In 2017, I published International Student Mobility and the New World Order. The basic premise of the book was simple: international student mobility will be determined, in part, by worldwide political, economic, societal, and technological trends. Four years later that premise is still valid.
It would be superficial to share current country-by-country enrollment statistics as a measure of future international student mobility. Current measurements are only part of the true state of future and continued international student mobility. We should not use now statistics as a barometer for the future. The situation is too fluid.
Better to include the political, economic, societal, and technological realities of the post- COVID world as part of a roadmap to the future of where international students will enroll and why.
We cannot underestimate how the political tensions with China and the U.S., Australia, Canada and Germany will impact where future Chinese students enroll and we cannot underestimate the impact new geopolitical alignments will have on future international student mobility.
Political and economic tensions with China will result in new political and economic re-alignments between the U.S. and several European and Asian countries. Jeffrey Lehman, vice-chancellor of NYU Shanghai at a recent webinar on U.S. higher education in China said:
US-China tensions over the past five years have probably put a hold on the creation of new ventures… we’ve had a pause.
For example, India recently announced an outreach to several schools in the United States, including Arizona State University, Howard University, the University of North Carolina and the University of South Florida for collaboration, building knowledge partnerships, joint research projects, online access, dual degree programs, academic collaboration and faculty exchange are all part of the initiative. This is a different type of international recruitment that has the potential to enroll a large cohort of Indian students.
It will be interesting to learn which of the universities in this collaboration will open up branch campuses in India now that the National Education Policy 2020 allows foreign universities to set up campuses in India.
I have often written that COVID-19 accelerated international student mobility trends that were already taking place. For years the numbers of internationally mobile students have been shifting from the west to the east. The value, prestige, and cost of a degree from a western college or university has lost some of its luster. Since 2016, China has become the world’s third largest study abroad destination, enrolling nearly 500,000 international students in 2018.
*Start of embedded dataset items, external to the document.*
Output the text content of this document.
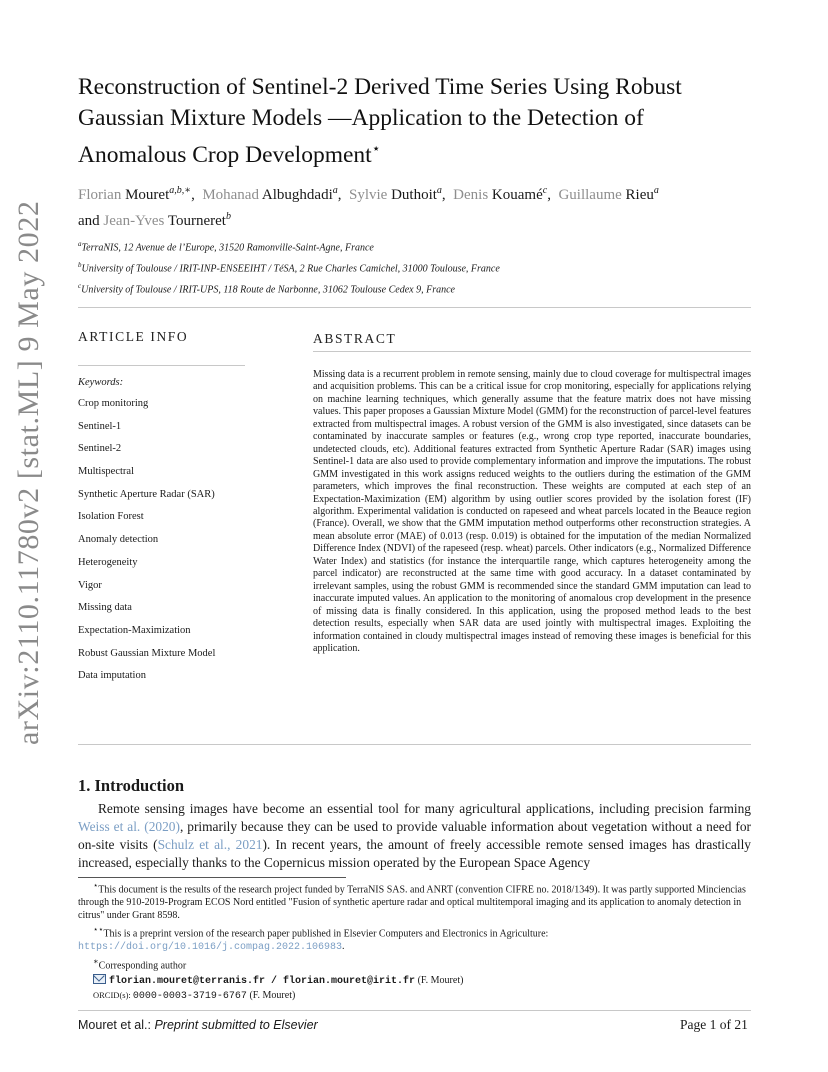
arXiv:2110.11780v2 [stat.ML] 9 May 2022
Reconstruction of Sentinel-2 Derived Time Series Using Robust
Gaussian Mixture Models —Application to the Detection of
Anomalous Crop Development⋆
Florian Mouret$^{a,b,∗}$,  Mohanad Albughdadi$^a$,  Sylvie Duthoit$^a$,  Denis Kouamé$^c$,  Guillaume Rieu$^a$
and Jean-Yves Tourneret$^b$
$^a$TerraNIS, 12 Avenue de l’Europe, 31520 Ramonville-Saint-Agne, France
$^b$University of Toulouse / IRIT-INP-ENSEEIHT / TéSA, 2 Rue Charles Camichel, 31000 Toulouse, France
$^c$University of Toulouse / IRIT-UPS, 118 Route de Narbonne, 31062 Toulouse Cedex 9, France
ARTICLE INFO	ABSTRACT
Keywords:
Crop monitoring
Sentinel-1
Sentinel-2
Multispectral
Synthetic Aperture Radar (SAR)
Isolation Forest
Anomaly detection
Heterogeneity
Vigor
Missing data
Expectation-Maximization
Robust Gaussian Mixture Model
Data imputation
Missing data is a recurrent problem in remote sensing, mainly due to cloud coverage for multispectral images and acquisition problems. This can be a critical issue for crop monitoring, especially for applications relying on machine learning techniques, which generally assume that the feature matrix does not have missing values. This paper proposes a Gaussian Mixture Model (GMM) for the reconstruction of parcel-level features extracted from multispectral images. A robust version of the GMM is also investigated, since datasets can be contaminated by inaccurate samples or features (e.g., wrong crop type reported, inaccurate boundaries, undetected clouds, etc). Additional features extracted from Synthetic Aperture Radar (SAR) images using Sentinel-1 data are also used to provide complementary information and improve the imputations. The robust GMM investigated in this work assigns reduced weights to the outliers during the estimation of the GMM parameters, which improves the final reconstruction. These weights are computed at each step of an Expectation-Maximization (EM) algorithm by using outlier scores provided by the isolation forest (IF) algorithm. Experimental validation is conducted on rapeseed and wheat parcels located in the Beauce region (France). Overall, we show that the GMM imputation method outperforms other reconstruction strategies. A mean absolute error (MAE) of 0.013 (resp. 0.019) is obtained for the imputation of the median Normalized Difference Index (NDVI) of the rapeseed (resp. wheat) parcels. Other indicators (e.g., Normalized Difference Water Index) and statistics (for instance the interquartile range, which captures heterogeneity among the parcel indicator) are reconstructed at the same time with good accuracy. In a dataset contaminated by irrelevant samples, using the robust GMM is recommended since the standard GMM imputation can lead to inaccurate imputed values. An application to the monitoring of anomalous crop development in the presence of missing data is finally considered. In this application, using the proposed method leads to the best detection results, especially when SAR data are used jointly with multispectral images. Exploiting the information contained in cloudy multispectral images instead of removing these images is beneficial for this application.
1. Introduction
Remote sensing images have become an essential tool for many agricultural applications, including precision farming Weiss et al. (2020), primarily because they can be used to provide valuable information about vegetation without a need for on-site visits (Schulz et al., 2021). In recent years, the amount of freely accessible remote sensed images has drastically increased, especially thanks to the Copernicus mission operated by the European Space Agency
⋆This document is the results of the research project funded by TerraNIS SAS. and ANRT (convention CIFRE no. 2018/1349). It was partly supported Minciencias through the 910-2019-Program ECOS Nord entitled "Fusion of synthetic aperture radar and optical multitemporal imaging and its application to anomaly detection in citrus" under Grant 8598.
⋆⋆This is a preprint version of the research paper published in Elsevier Computers and Electronics in Agriculture: https://doi.org/10.1016/j.compag.2022.106983.
∗Corresponding author
florian.mouret@terranis.fr / florian.mouret@irit.fr (F. Mouret)
ORCID(s): 0000-0003-3719-6767 (F. Mouret)
Mouret et al.: Preprint submitted to Elsevier	Page 1 of 21
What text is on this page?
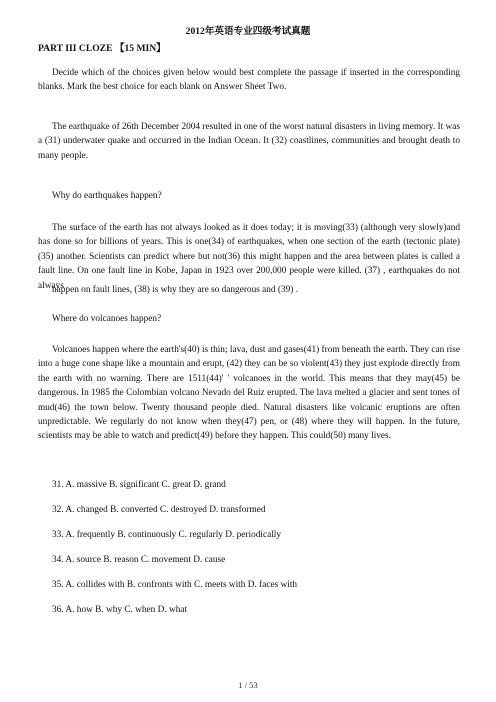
2012年英语专业四级考试真题
PART III CLOZE 【15 MIN】

Decide which of the choices given below would best complete the passage if inserted in the corresponding blanks. Mark the best choice for each blank on Answer Sheet Two.

The earthquake of 26th December 2004 resulted in one of the worst natural disasters in living memory. It was a (31) underwater quake and occurred in the Indian Ocean. It (32) coastlines, communities and brought death to many people.

Why do earthquakes happen?

The surface of the earth has not always looked as it does today; it is moving(33) (although very slowly)and has done so for billions of years. This is one(34) of earthquakes, when one section of the earth (tectonic plate)(35) another. Scientists can predict where but not(36) this might happen and the area between plates is called a fault line. On one fault line in Kobe, Japan in 1923 over 200,000 people were killed. (37) , earthquakes do not always

happen on fault lines, (38) is why they are so dangerous and (39) .

Where do volcanoes happen?

Volcanoes happen where the earth's(40) is thin; lava, dust and gases(41) from beneath the earth. They can rise into a huge cone shape like a mountain and erupt, (42) they can be so violent(43) they just explode directly from the earth with no warning. There are 1511(44)' ' volcanoes in the world. This means that they may(45) be dangerous. In 1985 the Colombian volcano Nevado del Ruiz erupted. The lava melted a glacier and sent tones of mud(46) the town below. Twenty thousand people died. Natural disasters like volcanic eruptions are often unpredictable. We regularly do not know when they(47) pen, or (48) where they will happen. In the future, scientists may be able to watch and predict(49) before they happen. This could(50) many lives.

31. A. massive B. significant C. great D. grand

32. A. changed B. converted C. destroyed D. transformed

33. A. frequently B. continuously C. regularly D. periodically

34. A. source B. reason C. movement D. cause

35. A. collides with B. confronts with C. meets with D. faces with

36. A. how B. why C. when D. what

1 / 53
The virus accelerated Asian international students investigating intra-regional universities, especially schools in Malaysia, South Korea, and Singapore. In April 2020, Study portals reported that 40% of potential international students were changing their study plans for 2021.
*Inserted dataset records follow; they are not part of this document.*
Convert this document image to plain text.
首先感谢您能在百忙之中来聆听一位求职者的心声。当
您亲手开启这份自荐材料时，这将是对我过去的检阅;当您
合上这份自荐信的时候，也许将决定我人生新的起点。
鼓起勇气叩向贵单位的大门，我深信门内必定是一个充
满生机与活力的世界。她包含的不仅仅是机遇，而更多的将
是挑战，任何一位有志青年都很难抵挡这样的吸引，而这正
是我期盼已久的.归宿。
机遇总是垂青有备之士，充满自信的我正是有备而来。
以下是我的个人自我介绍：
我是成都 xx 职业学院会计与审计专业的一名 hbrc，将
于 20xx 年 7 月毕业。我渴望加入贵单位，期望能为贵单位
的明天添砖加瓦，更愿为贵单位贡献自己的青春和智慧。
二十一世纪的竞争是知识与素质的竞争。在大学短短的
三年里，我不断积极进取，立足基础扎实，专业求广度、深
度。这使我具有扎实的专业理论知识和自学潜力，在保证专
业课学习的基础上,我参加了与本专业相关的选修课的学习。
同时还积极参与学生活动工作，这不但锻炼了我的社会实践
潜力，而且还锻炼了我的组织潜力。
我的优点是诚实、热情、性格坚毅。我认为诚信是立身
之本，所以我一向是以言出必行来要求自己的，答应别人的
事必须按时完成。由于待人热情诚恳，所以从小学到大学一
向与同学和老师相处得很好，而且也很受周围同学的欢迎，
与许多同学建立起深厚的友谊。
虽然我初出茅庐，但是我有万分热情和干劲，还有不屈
Western colleges and universities would do well to put prior international strategic plans on the shelf and begin to write a vision plan for enrolling international students in the future.
Before writing new plans international deans and recruiters should study the political, economic, technological and societal changes in each country under consideration for future outreach.
Future international recruitment vision committees should include a researcher, a faculty member with expertise in geopolitics as well as a member of the economics department.
Future international vision plans should also include input from the president, vice-chancellor, or provost. These executives have the contacts and the authority to execute broad-based collaborative agreements that has the potential to enroll large numbers of undergraduate, graduate and doctoral students. This is cohort marketing at its best.
I realize what I am suggesting may seem iconoclastic to some international recruiters and deans. But I also realize that the pandemic accelerated necessary changes to current recruitment practices because trends in the way students select schools for study abroad had changed prior to the pandemic.
International students have options. They can study closer to home in a college or university that is safe and cheaper. Prior to the pandemic an increasing number of international students enrolled in schools that treated them not as cash cows but as valued customers. They selected schools with robust career counseling services and a proven track record of employability. They researched schools that took a long view of their relationship with international students.
The world is changing fast, including the world of higher education and international student mobility. When you write your international vision plans, I suggest you do so in pencil.